Para finalizar, cabe apuntar que a la fecha vigente la Sentencia no ha adquirido aún firmeza en cuanto que contra las resoluciones del Tribunal General de la Unión Europea puede interponerse recurso de casación ante el Tribunal de Justicia de la Unión Europea en el plazo de dos (2) meses a partir de la notificación de la Sentencia.

Por consiguiente, en las próximas semanas se confirmará si el Tribunal de Justicia intervendrá en lo que supondría el capítulo final a la presente novela que empezó a escribirse hace casi tres (3) décadas.


[1] Que participen en competiciones deportivas oficiales de carácter profesional y ámbito estatal.

[2] Sin embargo, como contrapartida, los directivos de dichas entidades responden de los resultados económicos negativos que se generen durante el período de su gestión al ostentar el deber de depositar ante la Liga Profesional un aval bancario (“que alcance el quince por ciento del presupuesto de gasto”) a favor del Club que garantice su responsabilidad.

[3] Contra la Sentencia de la Audiencia Provincial de Valencia de 4 de julio de 1994 que acordó confirmar la dictada por el Juzgado de Primera Instancia núm. 11 de Valencia de 11 de marzo de 1993, la cual, a su vez, había desestimado la demanda formulada por los solicitantes de amparo contra el Acuerdo social, adoptado el 26 de septiembre de 1991, por el que la entidad Valencia Club de Fútbol se transformó en Sociedad Anónima Deportiva.

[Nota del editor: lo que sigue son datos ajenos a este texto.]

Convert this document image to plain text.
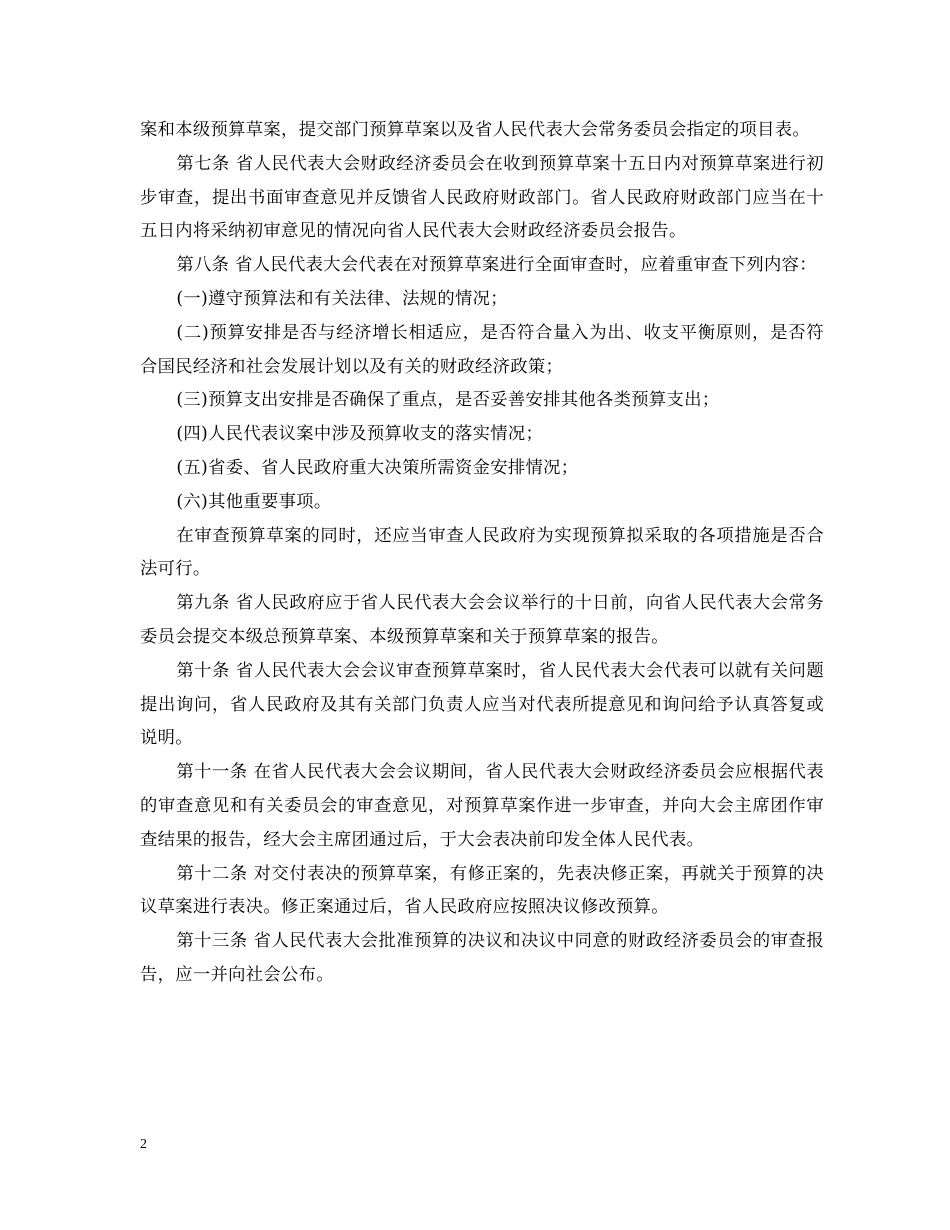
案和本级预算草案，提交部门预算草案以及省人民代表大会常务委员会指定的项目表。

第七条 省人民代表大会财政经济委员会在收到预算草案十五日内对预算草案进行初步审查，提出书面审查意见并反馈省人民政府财政部门。省人民政府财政部门应当在十五日内将采纳初审意见的情况向省人民代表大会财政经济委员会报告。

第八条 省人民代表大会代表在对预算草案进行全面审查时，应着重审查下列内容：

(一)遵守预算法和有关法律、法规的情况；

(二)预算安排是否与经济增长相适应，是否符合量入为出、收支平衡原则，是否符合国民经济和社会发展计划以及有关的财政经济政策；

(三)预算支出安排是否确保了重点，是否妥善安排其他各类预算支出；

(四)人民代表议案中涉及预算收支的落实情况；

(五)省委、省人民政府重大决策所需资金安排情况；

(六)其他重要事项。

在审查预算草案的同时，还应当审查人民政府为实现预算拟采取的各项措施是否合法可行。

第九条 省人民政府应于省人民代表大会会议举行的十日前，向省人民代表大会常务委员会提交本级总预算草案、本级预算草案和关于预算草案的报告。

第十条 省人民代表大会会议审查预算草案时，省人民代表大会代表可以就有关问题提出询问，省人民政府及其有关部门负责人应当对代表所提意见和询问给予认真答复或说明。

第十一条 在省人民代表大会会议期间，省人民代表大会财政经济委员会应根据代表的审查意见和有关委员会的审查意见，对预算草案作进一步审查，并向大会主席团作审查结果的报告，经大会主席团通过后，于大会表决前印发全体人民代表。

第十二条 对交付表决的预算草案，有修正案的，先表决修正案，再就关于预算的决议草案进行表决。修正案通过后，省人民政府应按照决议修改预算。

第十三条 省人民代表大会批准预算的决议和决议中同意的财政经济委员会的审查报告，应一并向社会公布。

2
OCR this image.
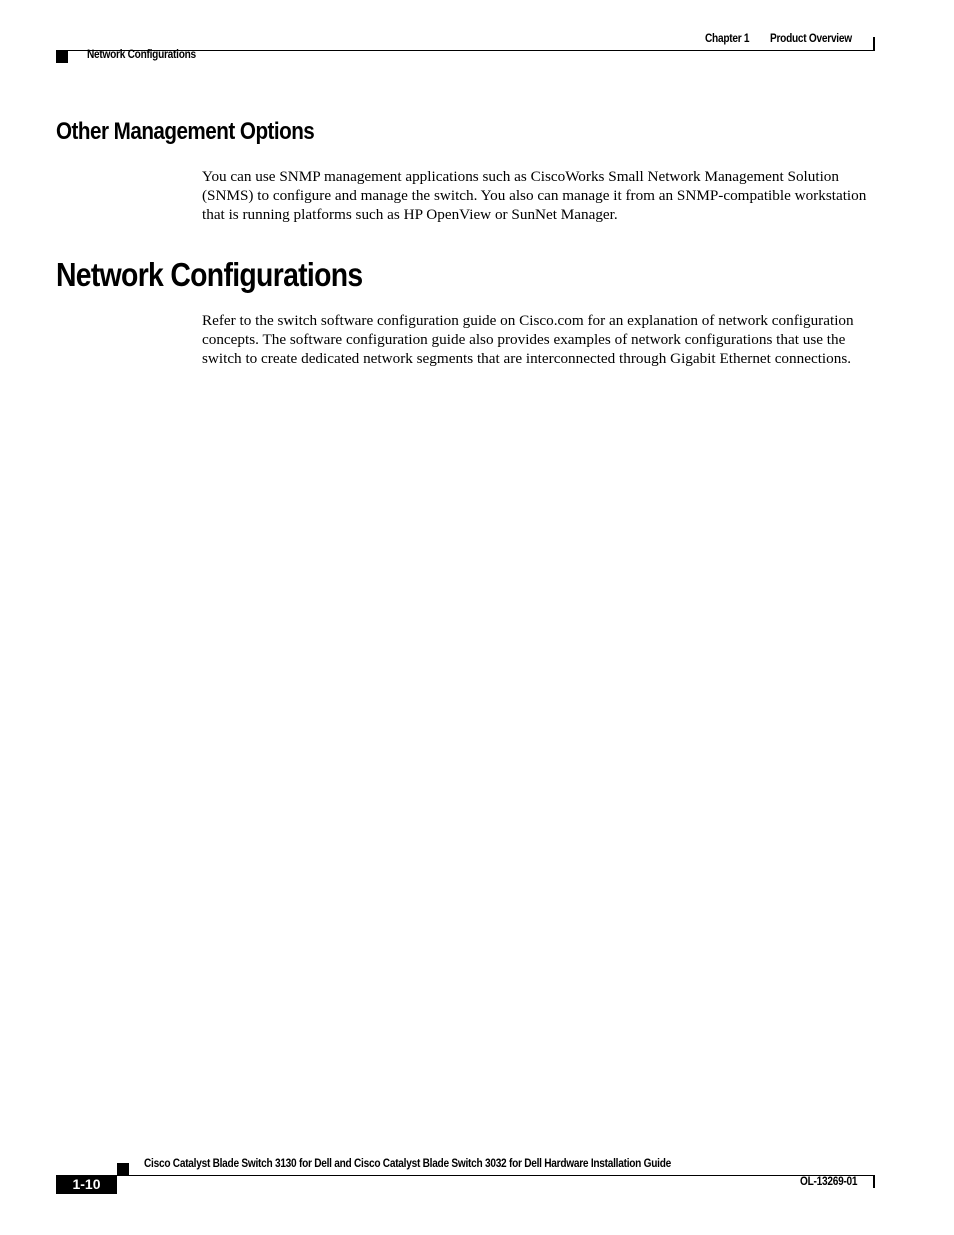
Chapter 1 Product Overview
Network Configurations
Other Management Options
You can use SNMP management applications such as CiscoWorks Small Network Management Solution (SNMS) to configure and manage the switch. You also can manage it from an SNMP-compatible workstation that is running platforms such as HP OpenView or SunNet Manager.
Network Configurations
Refer to the switch software configuration guide on Cisco.com for an explanation of network configuration concepts. The software configuration guide also provides examples of network configurations that use the switch to create dedicated network segments that are interconnected through Gigabit Ethernet connections.
Cisco Catalyst Blade Switch 3130 for Dell and Cisco Catalyst Blade Switch 3032 for Dell Hardware Installation Guide
1-10	OL-13269-01
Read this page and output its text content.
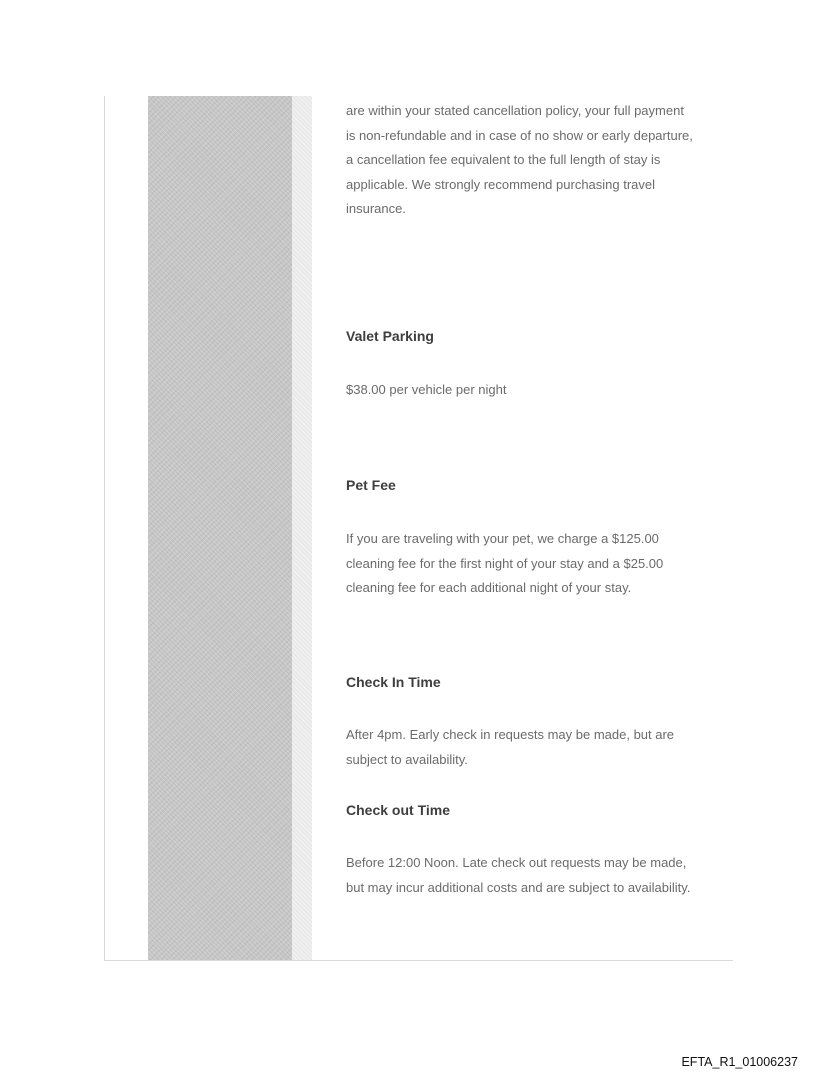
are within your stated cancellation policy, your full payment is non-refundable and in case of no show or early departure, a cancellation fee equivalent to the full length of stay is applicable. We strongly recommend purchasing travel insurance.

Valet Parking

$38.00 per vehicle per night

Pet Fee

If you are traveling with your pet, we charge a $125.00 cleaning fee for the first night of your stay and a $25.00 cleaning fee for each additional night of your stay.

Check In Time

After 4pm. Early check in requests may be made, but are subject to availability.

Check out Time

Before 12:00 Noon. Late check out requests may be made, but may incur additional costs and are subject to availability.

EFTA_R1_01006237
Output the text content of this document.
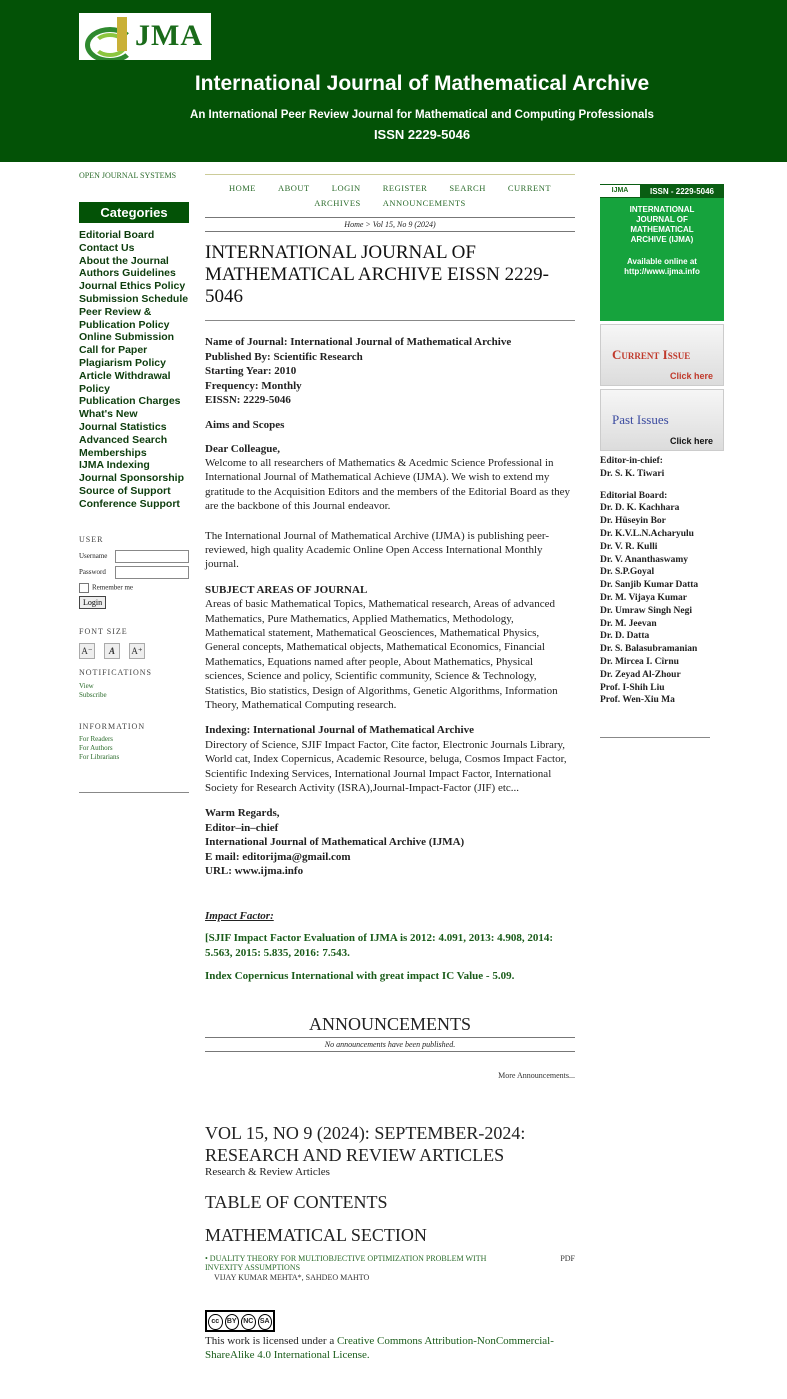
JMA
International Journal of Mathematical Archive
An International Peer Review Journal for Mathematical and Computing Professionals
ISSN 2229-5046
OPEN JOURNAL SYSTEMS
Categories
Editorial Board
Contact Us
About the Journal
Authors Guidelines
Journal Ethics Policy
Submission Schedule
Peer Review & Publication Policy
Online Submission
Call for Paper
Plagiarism Policy
Article Withdrawal Policy
Publication Charges
What's New
Journal Statistics
Advanced Search
Memberships
IJMA Indexing
Journal Sponsorship
Source of Support
Conference Support
USER
Username
Password
Remember me
Login
FONT SIZE
A⁻	A	A⁺
NOTIFICATIONS
View
Subscribe
INFORMATION
For Readers
For Authors
For Librarians
HOME	ABOUT	LOGIN	REGISTER	SEARCH	CURRENT
ARCHIVES	ANNOUNCEMENTS
Home > Vol 15, No 9 (2024)
INTERNATIONAL JOURNAL OF MATHEMATICAL ARCHIVE EISSN 2229-5046
Name of Journal: International Journal of Mathematical Archive
Published By: Scientific Research
Starting Year: 2010
Frequency: Monthly
EISSN: 2229-5046
Aims and Scopes
Dear Colleague,
Welcome to all researchers of Mathematics & Acedmic Science Professional in International Journal of Mathematical Achieve (IJMA). We wish to extend my gratitude to the Acquisition Editors and the members of the Editorial Board as they are the backbone of this Journal endeavor.
The International Journal of Mathematical Archive (IJMA) is publishing peer-reviewed, high quality Academic Online Open Access International Monthly journal.
SUBJECT AREAS OF JOURNAL
Areas of basic Mathematical Topics, Mathematical research, Areas of advanced Mathematics, Pure Mathematics, Applied Mathematics, Methodology, Mathematical statement, Mathematical Geosciences, Mathematical Physics, General concepts, Mathematical objects, Mathematical Economics, Financial Mathematics, Equations named after people, About Mathematics, Physical sciences, Science and policy, Scientific community, Science & Technology, Statistics, Bio statistics, Design of Algorithms, Genetic Algorithms, Information Theory, Mathematical Computing research.
Indexing: International Journal of Mathematical Archive
Directory of Science, SJIF Impact Factor, Cite factor, Electronic Journals Library, World cat, Index Copernicus, Academic Resource, beluga, Cosmos Impact Factor, Scientific Indexing Services, International Journal Impact Factor, International Society for Research Activity (ISRA),Journal-Impact-Factor (JIF) etc...
Warm Regards,
Editor–in–chief
International Journal of Mathematical Archive (IJMA)
E mail: editorijma@gmail.com
URL: www.ijma.info
Impact Factor:
[SJIF Impact Factor Evaluation of IJMA is 2012: 4.091, 2013: 4.908, 2014: 5.563, 2015: 5.835, 2016: 7.543.
Index Copernicus International with great impact IC Value - 5.09.
ANNOUNCEMENTS
No announcements have been published.
More Announcements...
VOL 15, NO 9 (2024): SEPTEMBER-2024: RESEARCH AND REVIEW ARTICLES
Research & Review Articles
TABLE OF CONTENTS
MATHEMATICAL SECTION
• DUALITY THEORY FOR MULTIOBJECTIVE OPTIMIZATION PROBLEM WITH INVEXITY ASSUMPTIONS
PDF
VIJAY KUMAR MEHTA*, SAHDEO MAHTO
cc	BY NC SA
This work is licensed under a Creative Commons Attribution-NonCommercial-ShareAlike 4.0 International License.
IJMA	ISSN - 2229-5046
INTERNATIONAL JOURNAL OF MATHEMATICAL ARCHIVE (IJMA)
Available online at http://www.ijma.info
Current Issue
Click here
Past Issues
Click here
Editor-in-chief:
Dr. S. K. Tiwari
Editorial Board:
Dr. D. K. Kachhara
Dr. Hüseyin Bor
Dr. K.V.L.N.Acharyulu
Dr. V. R. Kulli
Dr. V. Ananthaswamy
Dr. S.P.Goyal
Dr. Sanjib Kumar Datta
Dr. M. Vijaya Kumar
Dr. Umraw Singh Negi
Dr. M. Jeevan
Dr. D. Datta
Dr. S. Balasubramanian
Dr. Mircea I. Cîrnu
Dr. Zeyad Al-Zhour
Prof. I-Shih Liu
Prof. Wen-Xiu Ma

[4] En este escenario, a la luz de dicha exención parcial, el artículo 28.2 de la Ley del Impuesto sobre Sociedades dispone que los clubes exentos, en su calidad de entidades sin fines lucrativos, tributarán por sus ingresos comerciales a un tipo reducido del 25 % en lugar del tipo general del 30% (que hasta el 2006 ascendía al 35 % y al 32,5 % en el 2007).

[5] https://www.boe.es/doue/2010/083/Z00047-00199.pdf

[6] Cuya copia se encuentra disponible en el siguiente enlace: http://ec.europa.eu/competition/state_aid/cases/251154/251154_1785316_356_2.pdf

[7] Nótese que el Tribunal ha desestimado el recurso del Athletic Club en el asunto T-679/16.